Le microfibre analizzate avevano lunghezze medie tra 360 e 660 micrometri e diametri di 12–16 micrometri: dimensioni troppo piccole perché i sistemi di filtraggio tradizionali possano fermarle. Questo le rende particolarmente insidiose: nei test IPCB molte sono state trattenute da filtri da 60 µm, ma un numero consistente è sfuggito, dimostrando quanto sia difficile intercettarle.
I fattori che aumentano il rilascio
Le ricerche dell’IPCB hanno chiarito quali condizioni rendono il rilascio più critico. Temperature più alte, cicli di lavaggio lunghi e carichi ridotti aumentano il distacco delle fibre. Anche la struttura dei tessuti incide: filati a fibre corte rilasciano più microfibre rispetto a quelli a fibre lunghe e continue, mentre tessuti compatti e con alto grado di twist risultano più resistenti.

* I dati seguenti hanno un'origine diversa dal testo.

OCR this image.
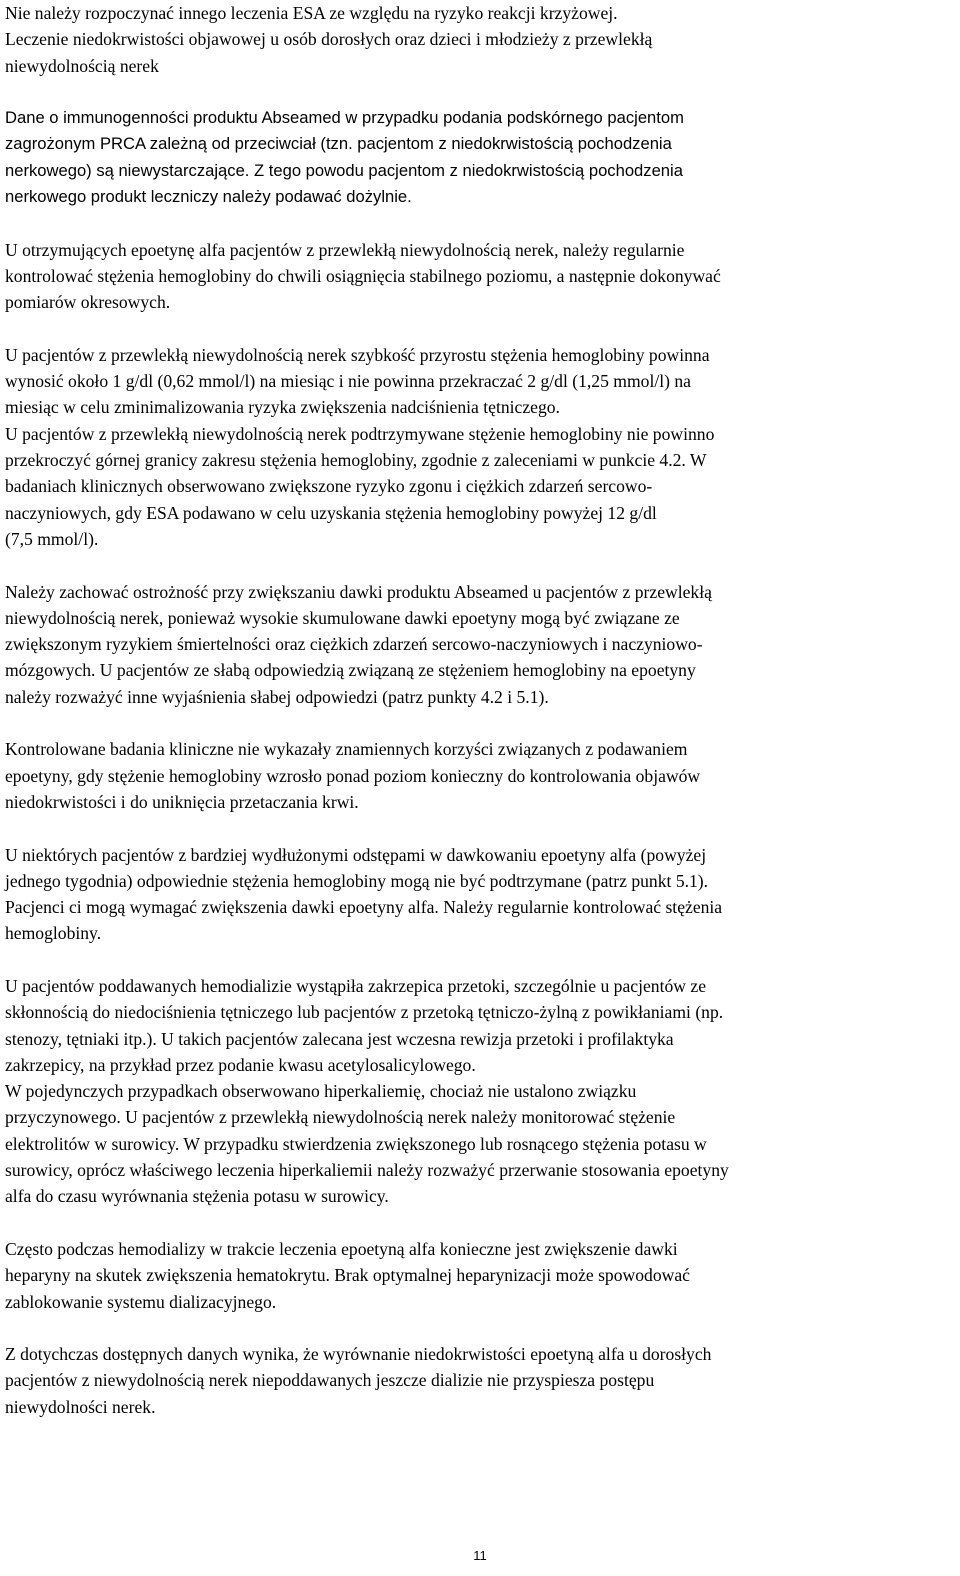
Nie należy rozpoczynać innego leczenia ESA ze względu na ryzyko reakcji krzyżowej.
Leczenie niedokrwistości objawowej u osób dorosłych oraz dzieci i młodzieży z przewlekłą
niewydolnością nerek
Dane o immunogenności produktu Abseamed w przypadku podania podskórnego pacjentom
zagrożonym PRCA zależną od przeciwciał (tzn. pacjentom z niedokrwistością pochodzenia
nerkowego) są niewystarczające. Z tego powodu pacjentom z niedokrwistością pochodzenia
nerkowego produkt leczniczy należy podawać dożylnie.
U otrzymujących epoetynę alfa pacjentów z przewlekłą niewydolnością nerek, należy regularnie
kontrolować stężenia hemoglobiny do chwili osiągnięcia stabilnego poziomu, a następnie dokonywać
pomiarów okresowych.
U pacjentów z przewlekłą niewydolnością nerek szybkość przyrostu stężenia hemoglobiny powinna
wynosić około 1 g/dl (0,62 mmol/l) na miesiąc i nie powinna przekraczać 2 g/dl (1,25 mmol/l) na
miesiąc w celu zminimalizowania ryzyka zwiększenia nadciśnienia tętniczego.
U pacjentów z przewlekłą niewydolnością nerek podtrzymywane stężenie hemoglobiny nie powinno
przekroczyć górnej granicy zakresu stężenia hemoglobiny, zgodnie z zaleceniami w punkcie 4.2. W
badaniach klinicznych obserwowano zwiększone ryzyko zgonu i ciężkich zdarzeń sercowo-
naczyniowych, gdy ESA podawano w celu uzyskania stężenia hemoglobiny powyżej 12 g/dl
(7,5 mmol/l).
Należy zachować ostrożność przy zwiększaniu dawki produktu Abseamed u pacjentów z przewlekłą
niewydolnością nerek, ponieważ wysokie skumulowane dawki epoetyny mogą być związane ze
zwiększonym ryzykiem śmiertelności oraz ciężkich zdarzeń sercowo-naczyniowych i naczyniowo-
mózgowych. U pacjentów ze słabą odpowiedzią związaną ze stężeniem hemoglobiny na epoetyny
należy rozważyć inne wyjaśnienia słabej odpowiedzi (patrz punkty 4.2 i 5.1).
Kontrolowane badania kliniczne nie wykazały znamiennych korzyści związanych z podawaniem
epoetyny, gdy stężenie hemoglobiny wzrosło ponad poziom konieczny do kontrolowania objawów
niedokrwistości i do uniknięcia przetaczania krwi.
U niektórych pacjentów z bardziej wydłużonymi odstępami w dawkowaniu epoetyny alfa (powyżej
jednego tygodnia) odpowiednie stężenia hemoglobiny mogą nie być podtrzymane (patrz punkt 5.1).
Pacjenci ci mogą wymagać zwiększenia dawki epoetyny alfa. Należy regularnie kontrolować stężenia
hemoglobiny.
U pacjentów poddawanych hemodializie wystąpiła zakrzepica przetoki, szczególnie u pacjentów ze
skłonnością do niedociśnienia tętniczego lub pacjentów z przetoką tętniczo-żylną z powikłaniami (np.
stenozy, tętniaki itp.). U takich pacjentów zalecana jest wczesna rewizja przetoki i profilaktyka
zakrzepicy, na przykład przez podanie kwasu acetylosalicylowego.
W pojedynczych przypadkach obserwowano hiperkaliemię, chociaż nie ustalono związku
przyczynowego. U pacjentów z przewlekłą niewydolnością nerek należy monitorować stężenie
elektrolitów w surowicy. W przypadku stwierdzenia zwiększonego lub rosnącego stężenia potasu w
surowicy, oprócz właściwego leczenia hiperkaliemii należy rozważyć przerwanie stosowania epoetyny
alfa do czasu wyrównania stężenia potasu w surowicy.
Często podczas hemodializy w trakcie leczenia epoetyną alfa konieczne jest zwiększenie dawki
heparyny na skutek zwiększenia hematokrytu. Brak optymalnej heparynizacji może spowodować
zablokowanie systemu dializacyjnego.
Z dotychczas dostępnych danych wynika, że wyrównanie niedokrwistości epoetyną alfa u dorosłych
pacjentów z niewydolnością nerek niepoddawanych jeszcze dializie nie przyspiesza postępu
niewydolności nerek.
11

Non mancano le variabili chimiche: i detersivi in polvere, a causa della presenza di composti insolubili e di un pH più elevato, aggravano il problema, mentre l’uso di ammorbidente può ridurre il rilascio fino al 35% diminuendo l’attrito meccanico tra le fibre.
Un aspetto meno intuitivo riguarda i tessuti misti o naturali. Le miscele poliestere-cotone, ad esempio, continuano a rilasciare fibre anche dopo dieci lavaggi, molto oltre il picco osservato nei capi 100% poliestere. In questo caso, le fibre cellulosiche di origine naturale non possono essere classificate come microplastiche, ma rappresentano comunque un potenziale rischio ambientale, soprattutto a causa dei trattamenti chimici applicati ai tessuti per conferirgli proprietà idrorepellenti, ignifughe o antimacchia.